Another way to prevent overload, at least due to retries, is to shed only the excess work. See, a circuit breaker sheds all the work that may be problematic, which may not always be a good idea. For instance, if the problem exists due to a high load on some component, stopping all load to it will appear to fix the issue, resetting the circuit breaker and causing the high load to go to the affected component again, causing errors, and tripping the circuit breaker(s) again. I am not entirely sure what is better — a cyclical failure or a persistent one. From the debugging standpoint, I think, a persistent failure may be easier to identify.

So, we may want to shed only excess or extra work, but not the work that would have come organically if there was no failure. This extra load shedding achieves several goals — for faults caused by overload, we avoid cyclical on/off behavior (especially if we can add a simple load shedder on top that can drop any excess “good” work). For non-overload-related failures, sending work through can help with intermittent problems and also speed up recovery once the issue is fixed. Of course, it is not easy to identify and shed that “extra” load under all circumstances; for example, it may be hard to control a person with an itchy “F5 finger” when they do not see a page loading quickly.

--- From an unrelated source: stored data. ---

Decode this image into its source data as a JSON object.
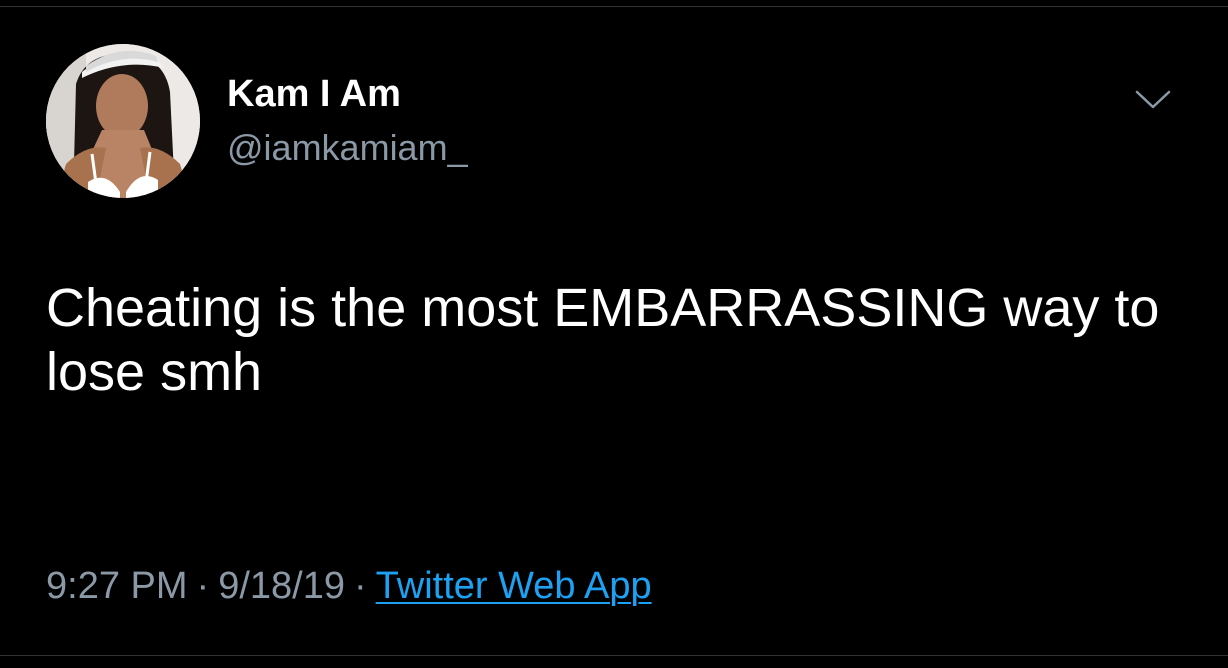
{
  "tweet": {
    "author": {
      "display_name": "Kam I Am",
      "handle": "@iamkamiam_",
      "avatar_icon": "profile-photo"
    },
    "menu_icon": "chevron-down-icon",
    "text": "Cheating is the most EMBARRASSING way to lose smh",
    "time": "9:27 PM",
    "date": "9/18/19",
    "separator": "·",
    "source": "Twitter Web App"
  },
  "colors": {
    "background": "#000000",
    "primary_text": "#ffffff",
    "secondary_text": "#8b98a5",
    "link": "#1da1f2",
    "divider": "#2f3336"
  }
}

Shedding only excess work may have several additional benefits depending on the system. For example, keeping the system busy at the level of the actual organic offered load may help keep the affected/failed services from downscaling due to low load after the circuit breaker trips. Similarly, for cached components, doing work, even such “wasted” work, may keep caches warm for when the problem is fixed. Thinking about the state of the system when the initial problem gets fixed and the circuit breakers reset is important, as it needs to be ready for a quick influx of requests to components that were sitting behind the open circuit breaker for some time.

2) Implementation difficulties. Partitioning the circuit breakers may be hard to implement in large systems, as we need a lot of them to tune the system for proper sensitivity. We also need to have processes/procedures to adapt to changes in the system and make sure that over time old circuit breakers do not cause more harm than good. And finally, with many circuit breakers, there is a question of resource usage. Something has to keep track of all these circuit breakers, their timers, failure counts, etc.

3) From microservices to stateful systems. Our reading group has been gravitating toward distributed systems with the large state — databases, data stores, etc. So naturally, is there anything similar that can be done in these large systems? Metastable failures can be devastating for these, especially as scaling stateful services is a challenging and resource-intensive process that often cannot be done when the system is overloaded. The basic principles remain the same — these systems need to shed load when they are overloaded. The big question is what work to drop and where in the system to do so.

On another hand, databases do not just exist by themselves, they are used by other apps and services. Can we protect databases/stores from overload with circuit breakers on the app sitting at the database call sites? It is not that easy with the existing circuit breaker design — if the database overloads, all circuit breakers across the app may trip open. The load to the DB will fall, causing the circuit breakers to close, and the process may again repeat in a cyclical pattern. It is possible that we need a smarter “overload-specific” circuit breaker to exist somewhere to drop/prioritize load coming to the stateful components.